08/07/2011

Sandrine Salerno, Newell Rubbermaid et la fuite en avant du canton de Genève sur l'attraction des multinationales

Dans une intéressante note sur son blog Sandrine Salerno, conseillère administrative en Ville de Genève, pose des questions pertinentes sur l'intérêt pour les Genevois d'attirer des multinationales.

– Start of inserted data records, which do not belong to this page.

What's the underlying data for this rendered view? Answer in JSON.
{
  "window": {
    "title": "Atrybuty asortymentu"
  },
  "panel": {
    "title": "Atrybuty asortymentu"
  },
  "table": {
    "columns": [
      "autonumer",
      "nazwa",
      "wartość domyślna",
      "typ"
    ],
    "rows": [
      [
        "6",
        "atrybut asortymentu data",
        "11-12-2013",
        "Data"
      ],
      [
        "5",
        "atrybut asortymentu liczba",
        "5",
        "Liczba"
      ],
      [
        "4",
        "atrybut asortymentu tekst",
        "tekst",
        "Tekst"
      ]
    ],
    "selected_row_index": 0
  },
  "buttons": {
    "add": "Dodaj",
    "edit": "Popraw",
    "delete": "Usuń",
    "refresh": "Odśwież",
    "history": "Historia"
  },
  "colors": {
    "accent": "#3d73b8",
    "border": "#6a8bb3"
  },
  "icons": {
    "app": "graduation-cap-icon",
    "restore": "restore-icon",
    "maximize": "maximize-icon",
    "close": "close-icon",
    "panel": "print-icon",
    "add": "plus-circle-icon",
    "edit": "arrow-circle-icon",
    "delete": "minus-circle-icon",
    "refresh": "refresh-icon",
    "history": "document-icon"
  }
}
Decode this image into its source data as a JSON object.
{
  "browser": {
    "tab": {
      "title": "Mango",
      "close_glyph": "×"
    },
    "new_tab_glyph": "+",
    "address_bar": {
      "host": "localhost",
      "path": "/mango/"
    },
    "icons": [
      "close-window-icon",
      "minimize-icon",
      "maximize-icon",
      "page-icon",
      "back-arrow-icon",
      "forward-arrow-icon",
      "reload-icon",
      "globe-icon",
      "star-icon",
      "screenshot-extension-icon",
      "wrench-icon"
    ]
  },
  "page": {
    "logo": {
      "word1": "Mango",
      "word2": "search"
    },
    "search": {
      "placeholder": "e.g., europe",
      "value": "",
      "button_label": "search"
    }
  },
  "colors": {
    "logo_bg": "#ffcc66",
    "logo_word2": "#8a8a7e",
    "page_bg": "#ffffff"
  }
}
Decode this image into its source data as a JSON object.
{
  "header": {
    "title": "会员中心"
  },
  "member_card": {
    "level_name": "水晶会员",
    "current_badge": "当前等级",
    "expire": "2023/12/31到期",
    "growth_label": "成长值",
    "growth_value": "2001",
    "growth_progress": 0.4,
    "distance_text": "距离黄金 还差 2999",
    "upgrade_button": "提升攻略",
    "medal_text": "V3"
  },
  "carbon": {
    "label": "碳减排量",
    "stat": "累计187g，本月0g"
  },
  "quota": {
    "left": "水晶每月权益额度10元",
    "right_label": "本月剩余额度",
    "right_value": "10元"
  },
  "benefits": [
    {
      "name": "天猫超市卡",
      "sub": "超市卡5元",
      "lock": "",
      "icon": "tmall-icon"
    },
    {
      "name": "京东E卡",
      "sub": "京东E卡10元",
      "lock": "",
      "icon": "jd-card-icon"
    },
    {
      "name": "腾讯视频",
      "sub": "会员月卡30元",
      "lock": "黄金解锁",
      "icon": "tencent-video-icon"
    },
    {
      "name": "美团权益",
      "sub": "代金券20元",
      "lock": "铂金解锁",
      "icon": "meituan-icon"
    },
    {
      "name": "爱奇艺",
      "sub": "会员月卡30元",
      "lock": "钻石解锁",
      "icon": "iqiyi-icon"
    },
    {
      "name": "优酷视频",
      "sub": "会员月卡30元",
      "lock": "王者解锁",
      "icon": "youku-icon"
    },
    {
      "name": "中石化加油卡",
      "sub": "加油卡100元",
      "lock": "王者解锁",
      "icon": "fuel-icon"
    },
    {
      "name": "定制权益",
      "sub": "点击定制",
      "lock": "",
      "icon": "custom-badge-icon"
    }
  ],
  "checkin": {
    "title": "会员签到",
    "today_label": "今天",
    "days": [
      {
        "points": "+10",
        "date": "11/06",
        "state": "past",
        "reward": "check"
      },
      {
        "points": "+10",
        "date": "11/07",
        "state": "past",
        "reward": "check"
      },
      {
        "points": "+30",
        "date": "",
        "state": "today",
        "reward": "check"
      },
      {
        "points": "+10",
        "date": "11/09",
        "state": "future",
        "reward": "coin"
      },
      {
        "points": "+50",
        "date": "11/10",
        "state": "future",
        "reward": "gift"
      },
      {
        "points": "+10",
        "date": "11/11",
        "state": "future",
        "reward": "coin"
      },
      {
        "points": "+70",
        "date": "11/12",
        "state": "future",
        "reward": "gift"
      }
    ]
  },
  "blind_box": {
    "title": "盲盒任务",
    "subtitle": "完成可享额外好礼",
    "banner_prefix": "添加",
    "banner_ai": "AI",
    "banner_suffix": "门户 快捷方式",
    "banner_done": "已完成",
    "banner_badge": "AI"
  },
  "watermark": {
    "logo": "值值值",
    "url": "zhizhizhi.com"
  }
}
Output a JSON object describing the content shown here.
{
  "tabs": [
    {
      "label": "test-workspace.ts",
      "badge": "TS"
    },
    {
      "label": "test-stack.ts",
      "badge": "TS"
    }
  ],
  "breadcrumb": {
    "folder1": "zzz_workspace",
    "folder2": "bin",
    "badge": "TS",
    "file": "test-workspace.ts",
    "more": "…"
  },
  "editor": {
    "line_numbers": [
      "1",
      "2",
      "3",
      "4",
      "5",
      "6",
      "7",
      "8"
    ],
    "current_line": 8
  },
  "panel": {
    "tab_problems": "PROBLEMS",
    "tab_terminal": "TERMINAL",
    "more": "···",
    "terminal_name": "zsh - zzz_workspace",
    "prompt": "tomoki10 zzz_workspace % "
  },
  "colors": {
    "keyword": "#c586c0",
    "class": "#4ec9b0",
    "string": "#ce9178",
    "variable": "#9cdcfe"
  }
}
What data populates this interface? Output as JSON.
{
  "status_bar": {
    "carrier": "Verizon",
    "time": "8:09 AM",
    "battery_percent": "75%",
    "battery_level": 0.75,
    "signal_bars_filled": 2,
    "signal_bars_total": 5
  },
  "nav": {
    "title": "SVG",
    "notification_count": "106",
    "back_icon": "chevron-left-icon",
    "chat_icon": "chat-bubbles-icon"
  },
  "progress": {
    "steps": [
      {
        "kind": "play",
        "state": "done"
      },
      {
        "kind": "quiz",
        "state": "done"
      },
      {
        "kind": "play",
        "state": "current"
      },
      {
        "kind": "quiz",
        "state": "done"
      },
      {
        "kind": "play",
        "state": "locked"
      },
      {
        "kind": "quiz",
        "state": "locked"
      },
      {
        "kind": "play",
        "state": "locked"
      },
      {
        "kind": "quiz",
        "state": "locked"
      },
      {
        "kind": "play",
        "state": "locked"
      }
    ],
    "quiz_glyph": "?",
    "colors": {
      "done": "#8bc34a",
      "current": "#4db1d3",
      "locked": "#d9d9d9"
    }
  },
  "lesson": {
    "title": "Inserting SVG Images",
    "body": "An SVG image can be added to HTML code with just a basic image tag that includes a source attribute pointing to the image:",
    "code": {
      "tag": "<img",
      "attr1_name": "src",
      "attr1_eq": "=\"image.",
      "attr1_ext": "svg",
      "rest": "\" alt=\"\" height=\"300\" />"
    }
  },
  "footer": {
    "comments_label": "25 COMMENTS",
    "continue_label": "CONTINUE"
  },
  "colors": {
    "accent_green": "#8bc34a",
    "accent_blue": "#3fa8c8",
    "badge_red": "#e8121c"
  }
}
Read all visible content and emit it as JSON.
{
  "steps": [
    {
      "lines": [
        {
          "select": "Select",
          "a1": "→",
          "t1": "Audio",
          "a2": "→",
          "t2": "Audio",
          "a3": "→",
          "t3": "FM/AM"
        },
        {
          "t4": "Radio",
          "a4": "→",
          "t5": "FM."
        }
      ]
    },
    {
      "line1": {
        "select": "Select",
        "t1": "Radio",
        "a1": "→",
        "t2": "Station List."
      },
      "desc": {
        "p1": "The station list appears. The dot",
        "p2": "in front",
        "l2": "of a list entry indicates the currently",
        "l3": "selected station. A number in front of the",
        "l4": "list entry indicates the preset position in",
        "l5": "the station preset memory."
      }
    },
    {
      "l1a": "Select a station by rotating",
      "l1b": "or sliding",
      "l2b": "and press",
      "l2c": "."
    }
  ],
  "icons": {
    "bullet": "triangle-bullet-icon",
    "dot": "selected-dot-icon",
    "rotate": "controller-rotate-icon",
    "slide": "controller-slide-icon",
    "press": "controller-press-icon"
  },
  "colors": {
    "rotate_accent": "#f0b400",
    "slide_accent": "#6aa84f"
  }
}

En choisissant le titre "L'invasion des sociétés étrangères se poursuit" pour informer de l'arrivée de la société Newell Rubermaid, la Tribune de Genève nous montre clairement que ses lecteurs sont hostiles à ces arrivées massives qui ont pour seul effet de réduire leur pouvoir d'achat. Les informations livrées dans l'article me semblent assez partielles : l'argumentation marketing des promoteurs de ce modèle de développement absurde jouent sur les mots. On mélange abondamment expatriés et contrat d'expatriés.. ou à l'opposé recrutement fait localement et recrutement d'habitants locaux. Ainsi il n'y aurait que 10% à 15% d'expatriés dans certaines multinationales : si le chiffre est correct si on ne parle que des contrats d'expatriés, ce chiffre passe sous silence les 20% à 30% d'expatriés qui sont en contrat locaux. De la même manière les contrats locaux peuvent être aussi proposés à des Valaisans, des Zurichois, des Vaudois et des Neuchatelois : personnes toutes profondément respectables mais qui ne correspondent pas à la description d'un chômeur genevois et qui par leur venue dans un canton incapable de construire suffisament de logements, contribue eux aussi à la dégradation du pouvoir d'achat des Genevois.

Même les fournisseurs des multinationales sont des fournisseurs eux même multinationaux : agences événementielles, agences de publicités ou de design internationales. Ils ne bénéficient pas de la fiscalité dérogatoire des multinationales mais aggravent eux aussi la pénurie de logements sans créer d'emplois locaux.

Puisqu'il semble que mon ami Pierre-François Unger, Conseiller d'Etat en charge de la promotion économique, lit ce blog, je lui propose ici publiquement de venir avec moi un matin à la porte d'entrée de deux ou trois multinationales de son choix et de demander aux personnes qui y travaillent quelle est leur ville d'origine : il pourra constater à quel point les enquêtes déclaratives auprès d'employeurs fiscalement interessés à des réponses biaisées ne correspondent pas à la réalité. Je propose que nous invitions également Olivier Wurlod, journaliste qui a écrit l'article sur l'arrivée de Newell Rubbermaid et qui lui aussi a pris pour argent comptant les réponses des multinationales. Nous devrons tous réviser notre anglais ! Mon expérience est claire : sur la centaine de collègues qui composaient les équipes auxquelles je participais nous étions seulement 3 à être originaires de la région. En effet, depuis mon élection au Conseil Général de Haute-Savoie, j'ai quitté mon emploi chez Procter : cela me permettra de ne plus subir de menaces sur mon emploi de la part de responsables genevois lorsque je décris de l'intérieur une politique dont je constate les effets pervers comme élu local du Genevois français.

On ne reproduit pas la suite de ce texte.